Materials and methods
Results
Discussion
The role of NSCs as therapeutic carriers against malignant brain tumors has been widely studied and well established (Aboody et al., 2000; Ahmed et al., 2013; Auffinger et al., 2013; Thaci et al., 2012; Ahmed et al., 2011b). Due to their safety profile, inherent tumor-tropism, and immunosuppressive properties, HB1.F3.CD NSCs are considered one of the optimal carriers for anti-cancer therapeutics and have recently entered a phase I clinical trial for patients with recurrent malignant gliomas (NCT01172964). However, the major obstacle for the clinical application of NSC-based anti-cancer therapies is only a small fraction of carrier cells that possess tumor-tropic migratory capacities in preclinical animal models (Ahmed et al., 2011a; Lee et al., 2009; Zhao et al., 2008; Jeon et al., 2008; Kim et al., 2010).

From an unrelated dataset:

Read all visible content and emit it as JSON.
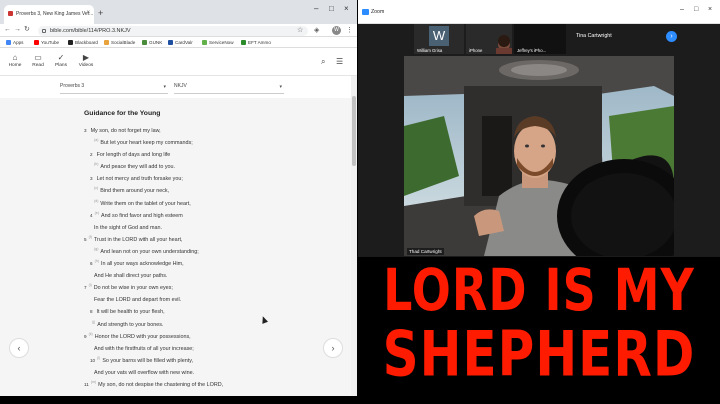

Here, our main goal is to understand why some NSCs can effectively migrate and deliver their therapeutic payload to targeted tumor areas while others are not. To better comprehend this process, we examined both migratory and non-migratory NSC populations in vitro and in vivo. We closely assessed their mechanism and route of migration, and through gene expression analysis we identified two essential genes were driving this process: VEGF-A and MMP14.